2018: Un carême en année B , placé sous le signe de l'alliance... en résonance avec le "centenaire de la paix" , et l'espoir de 'tisser ensemble une terre solidaire"

                                    Alliance, justice et paix

 

            L'idée d'une alliance proposée aux hommes par un Dieu qui  désire ardemment entrer en relation avec eux  parcourt tout le carême de l'année B. Les premières lectures déclinent cette offre aussi large que généreuse : cosmique avec Noé, personnelle avec Abraham, ouverte à tout un peuple au Mont Sinaï. Propositions assorties de promesses d'avenir autant que de règles, finalement destinées à vivre libre. Offre permanente, renouvelée au-delà des infidélités et des ruptures, jusqu'à l'alliance nouvelle entrevue par Jérémie.

            Et du premier au cinquième dimanche chacun des évangiles dit à sa manière que l'alliance nouvelle se réalise en plénitude avec la vie, la mort et la résurrection du Christ,"médiateur d'une meilleure alliance fondée sur de meilleures promesses" (He, 8,6). Une alliance qui repose sur la grâce et ne doit rien à nos mérites (Ep2,4-5), pourvue de sa propre ordonnance -la parole du Christ- et d'une loi "gravée dans les cœurs" par l'Esprit de Dieu. Une nouvelle donne  qui passe par une croix dressée et un tombeau vide, puisqu'il n'est pas d'alliance sans un signe concret qui l'authentifie et la rappelle -  et que la foi seule interprète comme tel [1]...

 

            Au fil des textes livrés à notre méditation pendant ce carême, Dieu s'adresse donc  à nouveau à son peuple   - à chacun de nous-  pour lui redire qu'il est aimé, pardonné, sauvé par grâce. Pour lui redire aussi qu'en se découvrant tel, chacun  est appelé à honorer les promesses de son baptême, à participer à l'œuvre créatrice, à anticiper dans le présent, au sein des relations humaines , le Royaume promis:

"En se découvrant aimé de Dieu, (chacun) apprend à ne pas se contenter de soi et à rencontrer l'autre dans un tissu de relations toujours plus authentiquement humaines. Des hommes rendus nouveaux grâce à l'amour de Dieu sont en mesure de changer les règles et la qualité des relations ainsi que les structures sociales : ce sont des personnes capables d'apporter la paix là où sont les conflits , de construire et de cultiver des rapports fraternels là où se trouve la haine, de chercher la justice là où domine l'exploitation de l'homme par l'homme"  [2]

 

           Relations, paix, justice ...Voilà qui rejoint à la fois  le propos de "Vivre le Carême -2018" et le projet diocésain du "centenaire pour la paix".

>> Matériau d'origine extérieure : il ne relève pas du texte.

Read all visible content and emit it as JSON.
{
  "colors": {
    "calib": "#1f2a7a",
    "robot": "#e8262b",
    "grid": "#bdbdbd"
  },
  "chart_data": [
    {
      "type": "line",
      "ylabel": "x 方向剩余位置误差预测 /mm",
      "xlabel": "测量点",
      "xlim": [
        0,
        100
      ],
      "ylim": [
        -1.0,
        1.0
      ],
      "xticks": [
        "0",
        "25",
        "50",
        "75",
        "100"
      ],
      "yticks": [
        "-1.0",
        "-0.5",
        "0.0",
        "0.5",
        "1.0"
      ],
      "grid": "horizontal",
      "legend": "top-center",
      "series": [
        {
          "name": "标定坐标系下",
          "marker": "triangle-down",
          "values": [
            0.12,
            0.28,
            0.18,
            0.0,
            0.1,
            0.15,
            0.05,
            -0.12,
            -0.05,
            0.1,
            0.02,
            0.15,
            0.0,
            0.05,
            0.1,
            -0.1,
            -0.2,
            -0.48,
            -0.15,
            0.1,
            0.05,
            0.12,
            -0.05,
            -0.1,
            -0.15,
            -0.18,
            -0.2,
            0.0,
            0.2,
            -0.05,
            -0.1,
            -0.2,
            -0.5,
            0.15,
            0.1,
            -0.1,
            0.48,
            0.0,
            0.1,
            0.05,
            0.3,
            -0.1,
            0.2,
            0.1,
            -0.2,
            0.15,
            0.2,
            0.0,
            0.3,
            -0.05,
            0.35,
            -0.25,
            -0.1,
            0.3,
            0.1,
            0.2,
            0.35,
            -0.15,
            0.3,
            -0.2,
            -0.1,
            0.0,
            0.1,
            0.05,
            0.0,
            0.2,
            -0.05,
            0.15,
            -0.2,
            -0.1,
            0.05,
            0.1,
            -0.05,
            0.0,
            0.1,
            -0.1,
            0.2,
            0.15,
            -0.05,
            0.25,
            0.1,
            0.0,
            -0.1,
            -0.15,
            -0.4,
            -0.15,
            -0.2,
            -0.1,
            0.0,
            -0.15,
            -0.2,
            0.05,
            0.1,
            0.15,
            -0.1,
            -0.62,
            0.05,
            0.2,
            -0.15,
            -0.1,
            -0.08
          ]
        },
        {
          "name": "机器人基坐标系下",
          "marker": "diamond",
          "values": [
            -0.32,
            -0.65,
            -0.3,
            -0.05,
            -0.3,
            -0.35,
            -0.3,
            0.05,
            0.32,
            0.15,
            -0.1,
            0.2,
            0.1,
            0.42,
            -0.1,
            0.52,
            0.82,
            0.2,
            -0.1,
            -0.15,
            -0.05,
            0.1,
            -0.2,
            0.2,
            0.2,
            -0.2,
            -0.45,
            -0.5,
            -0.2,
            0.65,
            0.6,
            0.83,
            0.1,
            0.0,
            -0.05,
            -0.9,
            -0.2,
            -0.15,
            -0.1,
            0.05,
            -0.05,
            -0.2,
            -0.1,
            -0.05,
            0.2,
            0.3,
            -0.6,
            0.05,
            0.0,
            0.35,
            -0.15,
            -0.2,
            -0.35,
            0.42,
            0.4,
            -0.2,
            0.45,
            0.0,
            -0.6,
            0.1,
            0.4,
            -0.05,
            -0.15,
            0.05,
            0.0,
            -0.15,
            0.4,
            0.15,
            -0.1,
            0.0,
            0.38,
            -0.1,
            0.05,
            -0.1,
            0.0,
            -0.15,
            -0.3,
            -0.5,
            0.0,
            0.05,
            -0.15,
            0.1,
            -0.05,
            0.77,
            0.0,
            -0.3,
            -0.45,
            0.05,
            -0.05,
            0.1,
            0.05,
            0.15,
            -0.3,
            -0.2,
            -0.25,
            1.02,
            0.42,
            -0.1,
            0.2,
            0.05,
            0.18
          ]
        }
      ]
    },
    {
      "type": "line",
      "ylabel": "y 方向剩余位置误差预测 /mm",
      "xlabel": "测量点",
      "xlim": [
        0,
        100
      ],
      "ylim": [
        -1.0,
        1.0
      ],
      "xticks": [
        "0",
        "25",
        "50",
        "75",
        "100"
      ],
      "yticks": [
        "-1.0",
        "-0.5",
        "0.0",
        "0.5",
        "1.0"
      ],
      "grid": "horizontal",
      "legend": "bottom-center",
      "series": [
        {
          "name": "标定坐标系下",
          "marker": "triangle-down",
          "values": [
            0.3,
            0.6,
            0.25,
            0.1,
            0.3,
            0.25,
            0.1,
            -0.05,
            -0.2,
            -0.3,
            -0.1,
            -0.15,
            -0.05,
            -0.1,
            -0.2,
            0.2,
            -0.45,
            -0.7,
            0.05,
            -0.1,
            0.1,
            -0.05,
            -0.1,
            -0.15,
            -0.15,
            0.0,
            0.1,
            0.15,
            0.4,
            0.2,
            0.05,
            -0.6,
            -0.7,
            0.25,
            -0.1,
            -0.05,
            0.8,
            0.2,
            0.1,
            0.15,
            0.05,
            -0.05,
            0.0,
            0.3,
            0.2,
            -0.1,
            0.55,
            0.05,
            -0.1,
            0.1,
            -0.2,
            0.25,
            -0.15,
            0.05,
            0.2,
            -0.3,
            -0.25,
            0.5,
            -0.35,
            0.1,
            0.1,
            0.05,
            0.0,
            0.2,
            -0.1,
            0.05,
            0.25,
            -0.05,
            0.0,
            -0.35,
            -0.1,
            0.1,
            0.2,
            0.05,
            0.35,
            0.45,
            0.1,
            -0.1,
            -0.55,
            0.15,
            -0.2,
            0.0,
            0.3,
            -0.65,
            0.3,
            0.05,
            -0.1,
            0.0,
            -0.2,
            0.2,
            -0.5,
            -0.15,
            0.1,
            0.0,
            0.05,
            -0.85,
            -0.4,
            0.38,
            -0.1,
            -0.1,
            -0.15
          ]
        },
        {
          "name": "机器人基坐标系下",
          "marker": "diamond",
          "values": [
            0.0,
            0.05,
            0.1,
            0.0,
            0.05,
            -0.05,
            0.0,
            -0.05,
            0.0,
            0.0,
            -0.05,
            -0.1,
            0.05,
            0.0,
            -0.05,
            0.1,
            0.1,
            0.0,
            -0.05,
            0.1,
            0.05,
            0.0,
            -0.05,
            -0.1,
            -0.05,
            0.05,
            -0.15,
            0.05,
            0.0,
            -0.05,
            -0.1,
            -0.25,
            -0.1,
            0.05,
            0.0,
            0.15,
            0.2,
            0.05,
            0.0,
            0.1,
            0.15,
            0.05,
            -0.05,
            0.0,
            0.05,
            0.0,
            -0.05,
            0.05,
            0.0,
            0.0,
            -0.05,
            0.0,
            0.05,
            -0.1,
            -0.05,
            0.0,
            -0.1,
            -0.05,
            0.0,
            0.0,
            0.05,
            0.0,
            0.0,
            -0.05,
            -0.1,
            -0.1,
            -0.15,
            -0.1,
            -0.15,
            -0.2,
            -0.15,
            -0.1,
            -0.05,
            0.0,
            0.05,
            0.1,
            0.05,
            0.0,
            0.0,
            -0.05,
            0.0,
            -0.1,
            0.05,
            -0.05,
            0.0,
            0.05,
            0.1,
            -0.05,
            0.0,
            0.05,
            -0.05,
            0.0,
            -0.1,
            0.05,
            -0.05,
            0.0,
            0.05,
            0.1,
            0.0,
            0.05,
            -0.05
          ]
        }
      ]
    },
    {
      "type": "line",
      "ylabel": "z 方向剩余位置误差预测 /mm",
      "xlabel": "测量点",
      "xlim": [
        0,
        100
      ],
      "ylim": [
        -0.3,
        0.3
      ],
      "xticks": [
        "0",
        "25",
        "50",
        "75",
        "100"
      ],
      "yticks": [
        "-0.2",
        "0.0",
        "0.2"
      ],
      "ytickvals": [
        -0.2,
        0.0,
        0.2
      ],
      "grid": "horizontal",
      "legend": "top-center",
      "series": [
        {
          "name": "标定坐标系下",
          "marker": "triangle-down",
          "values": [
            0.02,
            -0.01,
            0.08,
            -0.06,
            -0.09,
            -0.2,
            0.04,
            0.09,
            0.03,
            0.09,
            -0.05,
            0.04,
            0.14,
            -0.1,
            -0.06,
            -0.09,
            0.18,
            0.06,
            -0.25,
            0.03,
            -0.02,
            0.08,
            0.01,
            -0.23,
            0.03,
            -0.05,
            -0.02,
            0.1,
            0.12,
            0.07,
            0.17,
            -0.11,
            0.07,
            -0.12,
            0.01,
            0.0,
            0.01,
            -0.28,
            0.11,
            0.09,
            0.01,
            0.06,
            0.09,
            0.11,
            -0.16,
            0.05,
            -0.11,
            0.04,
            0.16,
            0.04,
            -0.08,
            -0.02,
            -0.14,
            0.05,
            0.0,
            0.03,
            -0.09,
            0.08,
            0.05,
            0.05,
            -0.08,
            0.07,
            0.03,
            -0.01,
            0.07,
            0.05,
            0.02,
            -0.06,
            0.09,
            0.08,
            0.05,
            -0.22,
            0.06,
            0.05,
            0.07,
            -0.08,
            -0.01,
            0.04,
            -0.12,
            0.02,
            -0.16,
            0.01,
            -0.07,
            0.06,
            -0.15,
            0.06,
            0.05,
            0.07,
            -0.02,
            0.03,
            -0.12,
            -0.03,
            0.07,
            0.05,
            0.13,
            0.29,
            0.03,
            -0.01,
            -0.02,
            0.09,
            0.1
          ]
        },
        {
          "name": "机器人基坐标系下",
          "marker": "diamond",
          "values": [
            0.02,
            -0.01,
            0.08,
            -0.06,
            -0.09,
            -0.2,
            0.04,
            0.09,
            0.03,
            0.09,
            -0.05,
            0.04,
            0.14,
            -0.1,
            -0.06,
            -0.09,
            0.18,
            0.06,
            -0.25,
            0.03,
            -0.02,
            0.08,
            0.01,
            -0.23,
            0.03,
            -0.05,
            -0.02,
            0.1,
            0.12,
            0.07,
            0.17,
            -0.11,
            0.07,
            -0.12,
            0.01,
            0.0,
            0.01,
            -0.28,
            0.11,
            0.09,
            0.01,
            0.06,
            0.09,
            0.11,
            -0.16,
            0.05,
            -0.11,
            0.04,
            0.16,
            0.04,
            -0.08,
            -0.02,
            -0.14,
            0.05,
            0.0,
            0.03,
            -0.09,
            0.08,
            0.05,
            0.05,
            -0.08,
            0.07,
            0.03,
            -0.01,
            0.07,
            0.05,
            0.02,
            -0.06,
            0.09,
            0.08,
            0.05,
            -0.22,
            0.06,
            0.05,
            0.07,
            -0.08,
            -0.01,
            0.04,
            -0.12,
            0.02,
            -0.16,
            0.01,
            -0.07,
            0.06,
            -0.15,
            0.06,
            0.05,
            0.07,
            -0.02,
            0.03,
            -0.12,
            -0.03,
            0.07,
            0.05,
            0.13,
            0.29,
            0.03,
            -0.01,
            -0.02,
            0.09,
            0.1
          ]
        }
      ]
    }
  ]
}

           "Avec nos différences , tissons ensemble une terre solidaire" , décline la relation à  l'autre, proche ou lointain : sortir de chez soi et aller à sa rencontre, se laisser toucher par ce qui nous différencie au sein d'une commune humanité -reconnaître en lui une personne digne d'être respectée et  aimée pour ce qu'elle est- prendre le temps et le risque de la rencontre, donner son temps et un peu de soi, et ainsi enrichis, cheminer vers l'essentiel.

           Le  Centenaire  culminera  juste après la fête de Pâques, dans l'opération  "Faites la paix" du 19 au 22 avril 2018 :  un temps fort qui n'est pas pur exercice de mémoire mais invite à  concevoir et vivre la paix comme une valeur personnelle et collective très actuelle.

         Paix, sécurité et développement sont ainsi interdépendants: la paix est la condition du développement, et le développement est une manière de construire la paix ou de la préserver; pour le dire comme  Saint Jean Paul II, "la paix est le fruit de la justice et de la solidarité". Le CCFD-Terre solidaire soutient depuis longtemps des partenaires qui travaillent à la prévention et à la résolution des conflits .[3] Vivre le Carême en présente quelques-uns, qui travaillent là-bas ou chez nous à tisser des liens pacifiés entre les personnes et les communautés. De cela aussi  nous rendons grâce ...

 

Guy Jovenet, aumônier diocésain

 

 


[1] L'arc-en-ciel pour Noé et les siens, la circoncision pour Abraham et sa descendance , le sabbat pour l'alliance avec Israël.  A sa manière aussi  le serpent d'airain (quatrième dimanche)  qui permettait aux Hébreux de conserver la vie au cours de l'interminable et périlleuse traversée du désert, et qui a pour Saint Jean son équivalent au Golgotha : Jésus cloué et hissé sur le bois de la Croix.

 

[2] "Compendium de la doctrine sociale de l'Eglise",  §4  ; Conseil pontifical Justice et Paix . Ed. Bayard-Cerf-Fleurus-Mame , 2005

 

[3] voir  sur ce site : 

"Prévention et résolution des conflits" dans  la Rubrique : "Thématiques" , notamment l'intervention de Samuel Pommeret  lors de la journée de formation du 14 janvier 2018  : "Construire la paix..."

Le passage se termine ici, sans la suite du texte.